Southern California newspaper readers get a taste -- figuratively -- of a made-in-Detroit delicacy with a cult following nationwide.

"The loyalty of the Detroit diaspora to one potato chip brand may seem surprising to outsiders, but it makes perfect sense to Sam Cipriano, whose father founded Better Made" in 1930, Alana Semuels writes in the Los Angeles Times.
Cipriano said people can taste Michigan in the chips: the Michigan-grown potatoes the company uses 10 months out of the year, the Detroit water, the Michigan-made salt."We're just a regional company, but everybody that grew up in Detroit grew up with us," he said.
In fact, the company is doing better than ever, Cipriano said, even though the only stores carrying the brand are in Michigan. Better Made frequently hears of people buying up whole shelves of the chips and shipping them to family members. The company also started offering Web sales a decade or so ago."When we started in the Internet, we were trying to help people in Michigan send chips to Arizona, Florida, California," Cipriano said. "But then people in Florida were ordering them to send to other people in Florida, so we could tell there was demand."

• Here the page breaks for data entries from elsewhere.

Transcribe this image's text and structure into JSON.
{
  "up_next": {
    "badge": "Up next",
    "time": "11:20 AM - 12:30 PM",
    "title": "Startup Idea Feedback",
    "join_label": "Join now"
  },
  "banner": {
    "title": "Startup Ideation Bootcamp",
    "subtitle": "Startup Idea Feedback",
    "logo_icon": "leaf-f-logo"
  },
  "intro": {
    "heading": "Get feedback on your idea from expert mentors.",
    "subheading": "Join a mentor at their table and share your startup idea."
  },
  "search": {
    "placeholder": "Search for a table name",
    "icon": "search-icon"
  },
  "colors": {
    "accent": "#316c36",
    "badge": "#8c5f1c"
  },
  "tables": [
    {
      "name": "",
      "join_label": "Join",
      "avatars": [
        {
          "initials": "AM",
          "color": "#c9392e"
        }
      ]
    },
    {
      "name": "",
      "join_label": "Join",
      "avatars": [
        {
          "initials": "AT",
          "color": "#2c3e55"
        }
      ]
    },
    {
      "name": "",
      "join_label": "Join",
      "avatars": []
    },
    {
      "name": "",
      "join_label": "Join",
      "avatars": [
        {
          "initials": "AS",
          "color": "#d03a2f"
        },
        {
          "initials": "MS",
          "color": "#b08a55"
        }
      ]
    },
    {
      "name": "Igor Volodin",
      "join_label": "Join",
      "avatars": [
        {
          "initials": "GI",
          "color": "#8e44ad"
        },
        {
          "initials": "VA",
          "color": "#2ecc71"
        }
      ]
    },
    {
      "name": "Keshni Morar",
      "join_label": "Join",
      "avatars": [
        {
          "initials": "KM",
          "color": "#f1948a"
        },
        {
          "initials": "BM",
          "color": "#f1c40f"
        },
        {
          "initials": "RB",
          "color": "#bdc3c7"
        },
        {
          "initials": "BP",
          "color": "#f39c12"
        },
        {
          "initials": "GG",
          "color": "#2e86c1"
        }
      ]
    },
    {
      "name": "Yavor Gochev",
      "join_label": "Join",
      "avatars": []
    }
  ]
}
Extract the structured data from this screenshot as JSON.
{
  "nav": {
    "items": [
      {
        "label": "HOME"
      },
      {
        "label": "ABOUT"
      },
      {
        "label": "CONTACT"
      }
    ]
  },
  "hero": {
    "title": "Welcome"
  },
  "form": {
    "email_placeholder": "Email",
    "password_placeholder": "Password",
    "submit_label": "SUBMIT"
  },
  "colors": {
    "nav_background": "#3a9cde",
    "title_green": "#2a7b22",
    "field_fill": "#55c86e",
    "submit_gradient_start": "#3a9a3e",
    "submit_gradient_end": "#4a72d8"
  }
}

Semuels, whose 25-paragraph article in the print edition's main news section spans six columns and has two photos, puts potato chips alongside two other Detroit icons:
Detroit might be known for its cars and as the home of Motown. But its third claim to fame? Potato chip consumption capital of the country.
Detroiters consume an average of seven pounds of chips a year; the rest of the country eats four pounds.
The reporter quotes 61-year-old GM retiree Jim Mattson who "goes online to order the chips in bulk" from his RV park in Arizona:
"I can't put them down..They don't taste greasy; it's just a thick potato chip that tastes like a potato."